Over the summer, along with nine other amazing people across the country, I was named a 2023 BJC Fellow. It is a tremendous honor to be a part of such a select group of scholars, practitioners, and community leaders of diverse educational, professional, and religious backgrounds. BJC Fellows Program involved a 5-day seminar in Colonial Williamsburg, where we explored the legal, theological, and historical underpinnings of religious freedom and returned to our local contexts with a more robust understanding of BJC’s “faith, freedom, for all” motto.
Through lectures from BJC staff, interactions with scholars and interpreters, and touring the historical sites, we were immersed in the vital place of Colonial Williamsburg in the early days of VA Colony. We also learned of religious communities’ struggles, challenges, and triumphs, especially the Baptists oppressed by the Anglican Church in VA, which energized and inspired figures like Thomas Jefferson and James Madison to take steps toward alleviating the pain and suffering of these communities. This, in turn, influenced religious freedom to be recognized, internalized, and ratified in the state and the nation.

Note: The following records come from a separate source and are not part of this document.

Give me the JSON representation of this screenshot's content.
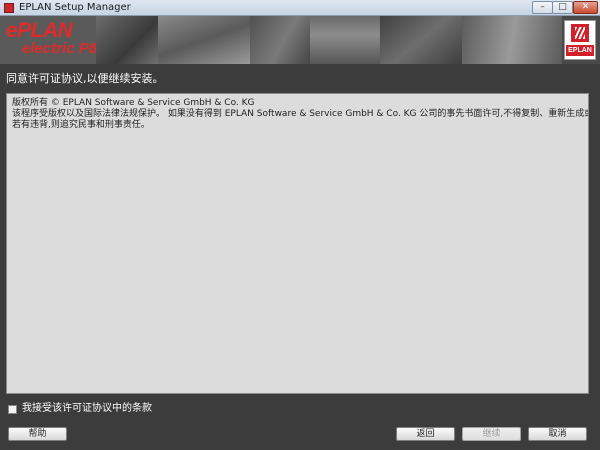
{
  "window": {
    "title": "EPLAN Setup Manager",
    "controls": {
      "minimize": "–",
      "maximize": "□",
      "close": "✕"
    }
  },
  "banner": {
    "logo_eplan": "ePLAN",
    "logo_electric": "electric P8",
    "brand_label": "EPLAN"
  },
  "instruction": "同意许可证协议,以便继续安装。",
  "license": {
    "lines": [
      "版权所有 © EPLAN Software & Service GmbH & Co. KG",
      "该程序受版权以及国际法律法规保护。  如果没有得到 EPLAN Software &  Service GmbH & Co. KG 公司的事先书面许可,不得复制、重新生成或以任何方式复印该程序或部分程序。",
      "若有违背,则追究民事和刑事责任。"
    ]
  },
  "accept": {
    "label": "我接受该许可证协议中的条款",
    "checked": false
  },
  "buttons": {
    "help": "帮助",
    "back": "返回",
    "next": "继续",
    "cancel": "取消"
  },
  "colors": {
    "brand_red": "#d1202a",
    "background": "#3c3c3c",
    "license_bg": "#dcdcdc"
  }
}
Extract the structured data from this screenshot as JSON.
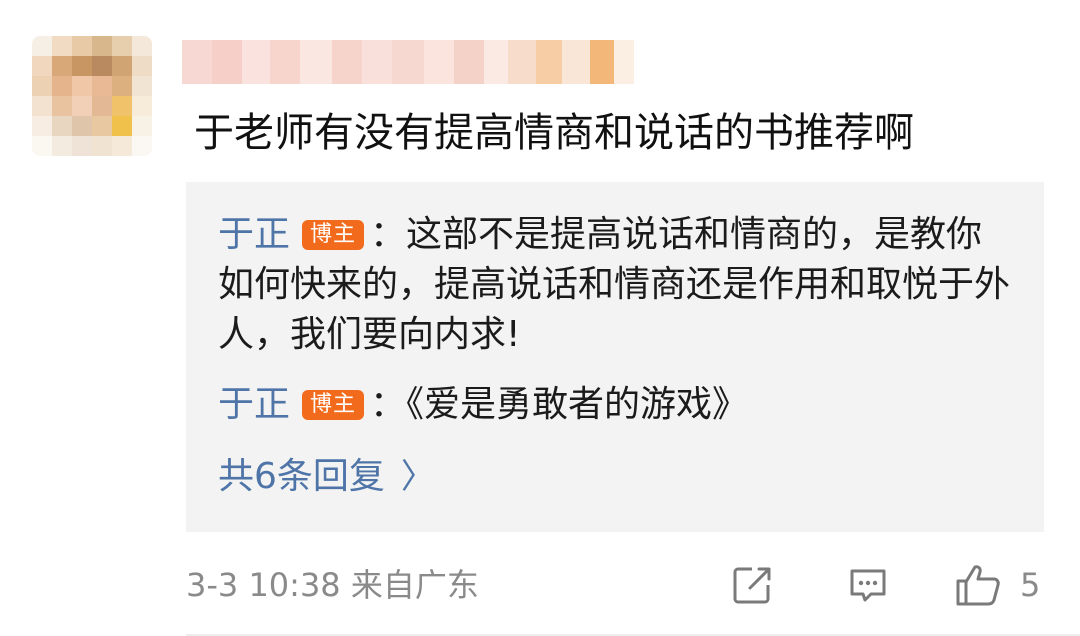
{
  "comment": {
    "text": "于老师有没有提高情商和说话的书推荐啊"
  },
  "replies": [
    {
      "author": "于正",
      "badge": "博主",
      "separator": "：",
      "text": "这部不是提高说话和情商的，是教你如何快来的，提高说话和情商还是作用和取悦于外人，我们要向内求!"
    },
    {
      "author": "于正",
      "badge": "博主",
      "separator": "：",
      "text": "《爱是勇敢者的游戏》"
    }
  ],
  "more_replies_label": "共6条回复",
  "more_replies_chevron": "〉",
  "footer": {
    "timestamp": "3-3 10:38",
    "location": "来自广东",
    "like_count": "5"
  },
  "icons": {
    "share": "share-edit-icon",
    "reply": "comment-bubble-icon",
    "like": "thumbs-up-icon",
    "more": "chevron-right-icon"
  },
  "colors": {
    "link_blue": "#4f75a8",
    "badge_orange": "#f26a1b",
    "reply_bg": "#f3f3f3",
    "meta_gray": "#8a8a8a"
  }
}
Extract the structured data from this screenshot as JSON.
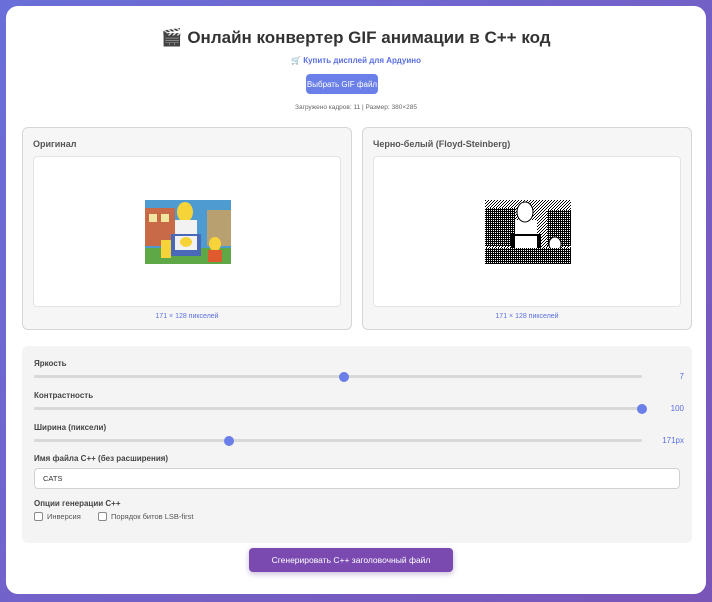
{
  "header": {
    "icon": "🎬",
    "title": "Онлайн конвертер GIF анимации в C++ код",
    "buy_icon": "🛒",
    "buy_link": "Купить дисплей для Ардуино",
    "select_button": "Выбрать GIF файл",
    "info": "Загружено кадров: 11 | Размер: 380×285"
  },
  "panels": {
    "original": {
      "title": "Оригинал",
      "size_label": "171 × 128 пикселей"
    },
    "bw": {
      "title": "Черно-белый (Floyd-Steinberg)",
      "size_label": "171 × 128 пикселей"
    }
  },
  "controls": {
    "brightness": {
      "label": "Яркость",
      "value": "7",
      "fraction": 0.51
    },
    "contrast": {
      "label": "Контрастность",
      "value": "100",
      "fraction": 1.0
    },
    "width": {
      "label": "Ширина (пиксели)",
      "value": "171px",
      "fraction": 0.32
    },
    "filename": {
      "label": "Имя файла C++ (без расширения)",
      "value": "CATS"
    },
    "options": {
      "label": "Опции генерации C++",
      "invert": "Инверсия",
      "lsb": "Порядок битов LSB-first"
    }
  },
  "generate_button": "Сгенерировать C++ заголовочный файл",
  "colors": {
    "accent": "#6b7fe8",
    "generate": "#7a4ab0"
  }
}
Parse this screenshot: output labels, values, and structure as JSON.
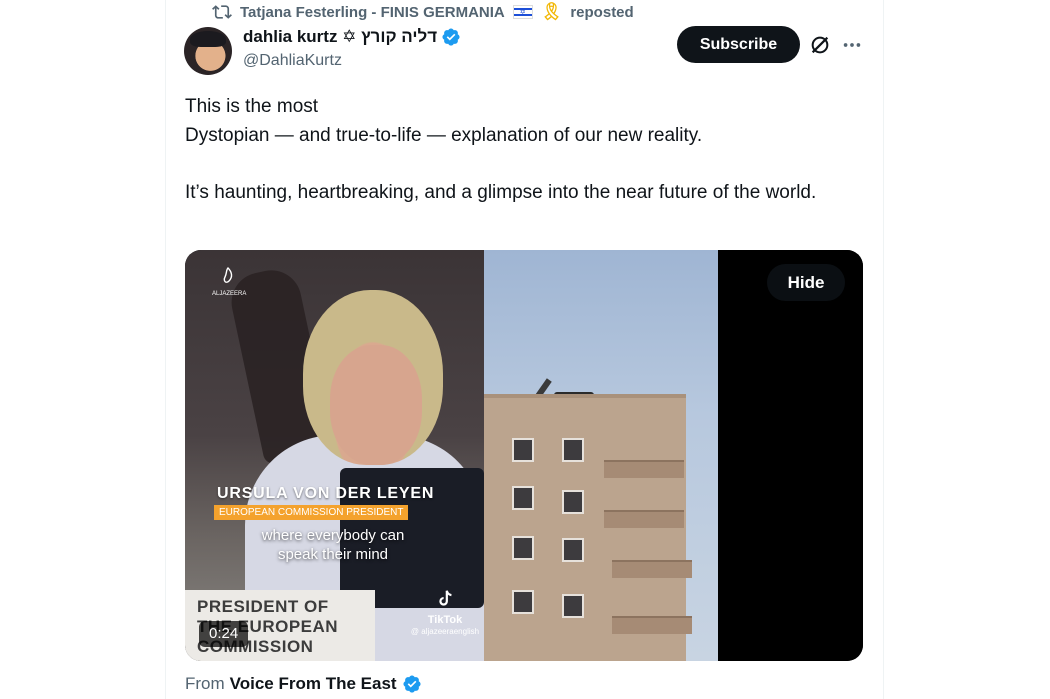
{
  "repost": {
    "icon": "repost-icon",
    "user": "Tatjana Festerling - FINIS GERMANIA",
    "flag": "israel-flag",
    "ribbon": "yellow-ribbon",
    "label": "reposted"
  },
  "author": {
    "name": "dahlia kurtz ✡ דליה קורץ",
    "handle": "@DahliaKurtz",
    "verified": true,
    "verified_color": "#1d9bf0"
  },
  "actions": {
    "subscribe_label": "Subscribe",
    "grok_icon": "grok-icon",
    "more_icon": "more-icon"
  },
  "tweet": {
    "line1": "This is the most",
    "line2": "Dystopian — and true-to-life — explanation of our new reality.",
    "paragraph2": "It’s haunting, heartbreaking, and a glimpse into the near future of the world."
  },
  "media": {
    "hide_label": "Hide",
    "duration": "0:24",
    "lower_third_name": "URSULA VON DER LEYEN",
    "lower_third_role": "EUROPEAN COMMISSION PRESIDENT",
    "subtitle": "where everybody can speak their mind",
    "nameplate": "PRESIDENT OF THE EUROPEAN COMMISSION",
    "channel_logo_text": "ALJAZEERA",
    "tiktok_label": "TikTok",
    "tiktok_handle": "@ aljazeeraenglish"
  },
  "footer": {
    "from_label": "From",
    "source": "Voice From The East",
    "source_verified": true
  },
  "colors": {
    "text_primary": "#0f1419",
    "text_secondary": "#536471",
    "accent": "#1d9bf0",
    "lower_third_orange": "#f4a22d"
  }
}
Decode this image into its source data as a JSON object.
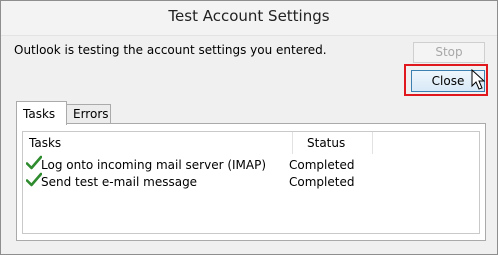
{
  "window": {
    "title": "Test Account Settings"
  },
  "message": "Outlook is testing the account settings you entered.",
  "buttons": {
    "stop": "Stop",
    "close": "Close"
  },
  "tabs": [
    {
      "label": "Tasks",
      "selected": true
    },
    {
      "label": "Errors",
      "selected": false
    }
  ],
  "table": {
    "headers": {
      "tasks": "Tasks",
      "status": "Status"
    },
    "rows": [
      {
        "icon": "check-icon",
        "task": "Log onto incoming mail server (IMAP)",
        "status": "Completed"
      },
      {
        "icon": "check-icon",
        "task": "Send test e-mail message",
        "status": "Completed"
      }
    ]
  },
  "colors": {
    "highlight": "#e0181e",
    "check": "#2e8b2e",
    "close_border": "#3c7fb1"
  }
}
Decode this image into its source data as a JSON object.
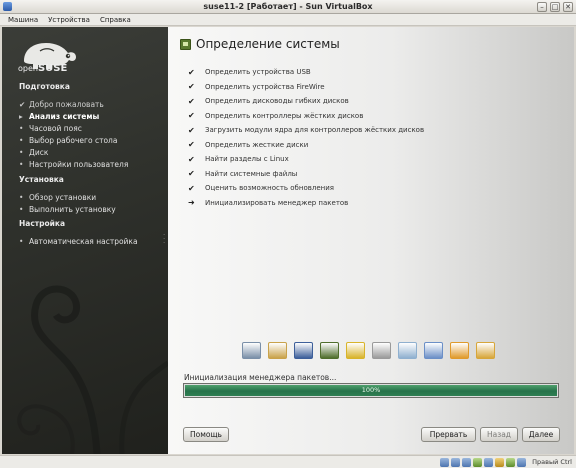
{
  "window": {
    "title": "suse11-2 [Работает] - Sun VirtualBox",
    "controls": [
      "minimize",
      "maximize",
      "close"
    ]
  },
  "menubar": {
    "items": [
      "Машина",
      "Устройства",
      "Справка"
    ]
  },
  "sidebar": {
    "logo": {
      "prefix": "open",
      "name": "SUSE"
    },
    "sections": [
      {
        "title": "Подготовка",
        "items": [
          {
            "label": "Добро пожаловать",
            "state": "done"
          },
          {
            "label": "Анализ системы",
            "state": "current"
          },
          {
            "label": "Часовой пояс",
            "state": "pending"
          },
          {
            "label": "Выбор рабочего стола",
            "state": "pending"
          },
          {
            "label": "Диск",
            "state": "pending"
          },
          {
            "label": "Настройки пользователя",
            "state": "pending"
          }
        ]
      },
      {
        "title": "Установка",
        "items": [
          {
            "label": "Обзор установки",
            "state": "pending"
          },
          {
            "label": "Выполнить установку",
            "state": "pending"
          }
        ]
      },
      {
        "title": "Настройка",
        "items": [
          {
            "label": "Автоматическая настройка",
            "state": "pending"
          }
        ]
      }
    ],
    "markers": {
      "done": "✔",
      "current": "▸",
      "pending": "•"
    }
  },
  "main": {
    "heading": "Определение системы",
    "steps": [
      {
        "label": "Определить устройства USB",
        "state": "done"
      },
      {
        "label": "Определить устройства FireWire",
        "state": "done"
      },
      {
        "label": "Определить дисководы гибких дисков",
        "state": "done"
      },
      {
        "label": "Определить контроллеры жёстких дисков",
        "state": "done"
      },
      {
        "label": "Загрузить модули ядра для контроллеров жёстких дисков",
        "state": "done"
      },
      {
        "label": "Определить жесткие диски",
        "state": "done"
      },
      {
        "label": "Найти разделы с Linux",
        "state": "done"
      },
      {
        "label": "Найти системные файлы",
        "state": "done"
      },
      {
        "label": "Оценить возможность обновления",
        "state": "done"
      },
      {
        "label": "Инициализировать менеджер пакетов",
        "state": "current"
      }
    ],
    "step_markers": {
      "done": "✔",
      "current": "➜"
    },
    "device_icons": [
      {
        "name": "usb-icon",
        "color": "#7a8fa8"
      },
      {
        "name": "firewire-icon",
        "color": "#c9a24a"
      },
      {
        "name": "floppy-icon",
        "color": "#3d5f9a"
      },
      {
        "name": "hdd-controller-icon",
        "color": "#4f6e2c"
      },
      {
        "name": "kernel-module-warning-icon",
        "color": "#d8b42a"
      },
      {
        "name": "hard-disk-icon",
        "color": "#9a9a9a"
      },
      {
        "name": "search-partitions-icon",
        "color": "#8fb0cf"
      },
      {
        "name": "system-files-icon",
        "color": "#6b8fc7"
      },
      {
        "name": "update-check-icon",
        "color": "#e09a2b"
      },
      {
        "name": "package-manager-icon",
        "color": "#d7a63a"
      }
    ],
    "progress": {
      "label": "Инициализация менеджера пакетов...",
      "percent_text": "100%",
      "value": 1.0
    },
    "buttons": {
      "help": "Помощь",
      "abort": "Прервать",
      "back": "Назад",
      "next": "Далее"
    }
  },
  "statusbar": {
    "hostkey": "Правый Ctrl"
  },
  "colors": {
    "sidebar_bg": "#2f312c",
    "accent_green": "#2f7f52",
    "logo_green": "#6fa13b"
  }
}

As a result of this experience, we must approach “faith, freedom, for all” from a “one for all, all for one” point of view for those harassed, persecuted, and imprisoned because of living their lives according to their conscience. With this understanding, we can collectively inform, partner, and advocate for religious freedom for all challenged and mistreated because of their religious beliefs and identities. More recently, there have been additional threats, too.
Living in the DMV area and working in Washington, DC, for the last ten years, I have seen the shift towards a more divisive language and dehumanizing rhetoric against ethnic, cultural, and religious minority groups and immigrant communities. When this is coupled with violent “activism” and weaponized “politics,” it became more apparent to the rest of the country, such as in the case of January 6, 2021. Americans may not have fully recognized its dangerous ideology and societal destruction before the insurrection, but in the U.S., religious nationalism shows itself in the form of “Christian nationalism.” According to Andrew Whitehead and Samual Perry, in their extensive scholarship in “Taking America Back for God,” it is idealized as a “mythic society in which real Americans – white, native-born, mostly Protestants – maintain control over access to society’s social, cultural, and political institutions.”
Regardless of our faith tradition, we are commanded to love one another. Whether we worship at a church, mosque, synagogue, or temple, America has no “second-class” faiths, which are all equal under the U.S. Constitution. As Americans, we value our system of government and the good that can be accomplished in our constitutional democracy.
David Tassell, in “Polarization and Depolarization in the U.S.” from the Center for Faith, Identity, and Globalization (CFIG), defines “religious nationalism” as “another force in American life under the umbrella of religion to be examined that is arguably antithetical to American civil religion.” He also states that “Understanding religious nationalism in the U.S. helps illuminate a significant cause of polarization but also helps to differentiate civil religion and its potential use in depolarization.”
As a 2023 Fellow, I am glad that BJC addresses this persistent threat to our religious communities and democracy with “Christians Against Christian Nationalism,” a grassroots movement of Christians from across the theological spectrum launched in 2019. I propose that we take this initiative one step further and call it “We the People Against Religious Nationalism” to reject this political ideology that seeks to distort religious identities and democratic ideals of America.
With BJC’s almost nine decades of legacy in religious liberty through education, scholarship, and advocacy, this experience will be an incredible addition to my religious freedom toolbox. It will help me move forward toward becoming a partner and an ally of all faiths by upholding these values. If you want to join the 2024 cohort, you can apply to the BJC Fellows Program by March 1, 2024.
Dr. Mehmet Saracoglu is the Director of the Center for Faith, Identity, and Globalization (CFIG) at Rumi Forum, a 2023 BJC Fellow, and a 2019 Emerging Leader of Leadership Montogomery.
Previously, he served at Rumi Forum as the Public Affairs Director, Government, Media, and Community Affairs Director (Washington, DC), and Executive Director (Maryland). Mehmet holds Mining Engineering degrees from Istanbul Technical University (B.S.) and the University of Kentucky (M.S. and Ph.D.). During his graduate studies, Mehmet was the founder and president of the Interfaith/Intercultural Dialogue Organization. He received a Religious and Civic Leaders certificate from the Religious Freedom Center at the Freedom Forum Institute and a Training of the Trainers certificate from the Freedom of Religion or Belief (FoRB) Learning Platform. Mehmet is a United Nations Association-National Capital Area, National Press Club, and Public Diplomacy Council`s Citizen Diplomacy International member.